Spatchcocking will help you get maximum smoke flavor on a chicken. It takes about four hours at 225°F to safely cook a five-pound bird, and regardless of cooking method you should cook to an internal temperature of 165°F. Cooking times can vary depending on the size of the bird and other variables, so it’s important to use a digital probe thermometer to monitor doneness.

Chef’s note: The light and dark meat will be delicious for sandwiches or a salad when smoked this way, but the chicken skin may turn out pliable and less appealing.

If you prefer crispier, golden brown skin, smoke the chicken for one hour at 225°F, then increase the temperature of your pellet grill to 375°F. Continue to cook until the chicken reaches an internal temperature of 165°F, and the skin has browned to your liking. Allow your chicken to rest for 10 minutes before slicing.

Why pellet smoke spatchcock chicken?

One of the advantages of cooking smoked spatchcock chicken in a pellet smoker is ease of operation.

Not long ago, smokers were cheaply designed and cumbersome.
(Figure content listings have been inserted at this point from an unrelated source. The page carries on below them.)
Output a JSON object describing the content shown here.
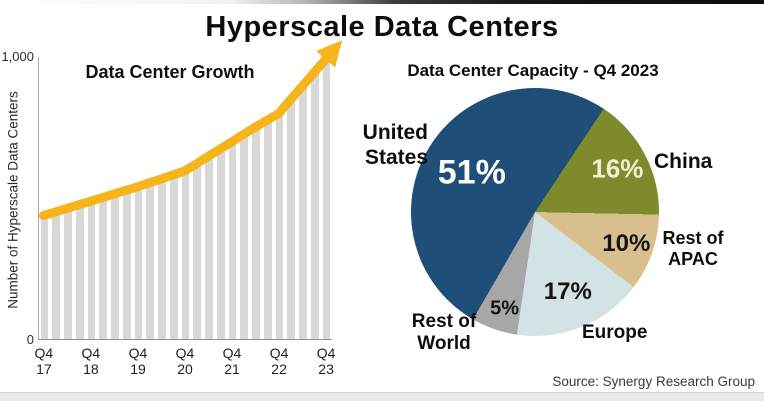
{
  "page": {
    "title": "Hyperscale Data Centers",
    "source": "Source: Synergy Research Group"
  },
  "chart_data": [
    {
      "type": "bar",
      "title": "Data Center Growth",
      "ylabel": "Number of Hyperscale Data Centers",
      "ylim": [
        0,
        1000
      ],
      "ytick_labels": [
        "1,000",
        "0"
      ],
      "x_tick_labels": [
        "Q4\n17",
        "Q4\n18",
        "Q4\n19",
        "Q4\n20",
        "Q4\n21",
        "Q4\n22",
        "Q4\n23"
      ],
      "x_note": "quarterly bars, Q4 2017 through Q4 2023",
      "values": [
        440,
        452,
        465,
        478,
        490,
        503,
        516,
        529,
        541,
        555,
        569,
        583,
        597,
        622,
        648,
        674,
        700,
        726,
        752,
        776,
        800,
        848,
        896,
        944,
        992
      ],
      "bar_color": "#D8D8D8",
      "arrow_color": "#F5B41A",
      "grid": false
    },
    {
      "type": "pie",
      "title": "Data Center Capacity - Q4 2023",
      "start_angle_deg": 210,
      "legend_position": "labels around pie",
      "slices": [
        {
          "label": "United States",
          "value": 51,
          "pct_label": "51%",
          "color": "#1F4E79",
          "pct_color": "#FFFFFF"
        },
        {
          "label": "China",
          "value": 16,
          "pct_label": "16%",
          "color": "#7D8B2D",
          "pct_color": "#F0EFD4"
        },
        {
          "label": "Rest of APAC",
          "value": 10,
          "pct_label": "10%",
          "color": "#D9BE8E",
          "pct_color": "#141414"
        },
        {
          "label": "Europe",
          "value": 17,
          "pct_label": "17%",
          "color": "#D3E2E4",
          "pct_color": "#141414"
        },
        {
          "label": "Rest of World",
          "value": 5,
          "pct_label": "5%",
          "color": "#A7A7A7",
          "pct_color": "#141414"
        }
      ]
    }
  ]
}
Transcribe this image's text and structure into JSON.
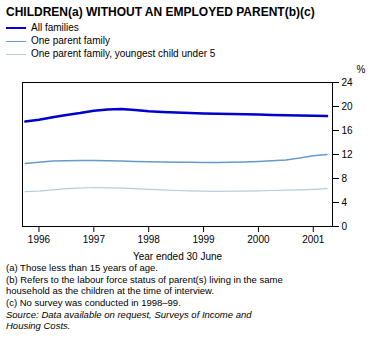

They were poorly built and temperature regulation was challenging. An especially hot or cool day could influence the smoking temperature enough to make cooking food safely a real challenge. Fortunately, pellet grills are designed better. They are thermostatically controlled just like your oven and have better ergonomics than clunky cabinet smokers. All you have to do is set the pellet grill to your desired temperature and you’ll be cooking in no time flat.

Because pellet grills operate like a smoky, flavorful oven, we know that the temperature will remain constant throughout the cook. This peace of mind means you’ll be free to do things other than worry about tending to the smoke and fire while the chicken cooks.

Another advantage of the pellet smoker is the various types of wood flavors available for cooking. Any Kingsford® Hardwood Pellets work well with this dish, and with five different flavor profiles to choose from, you’ll have no trouble finding one that fits your tastes.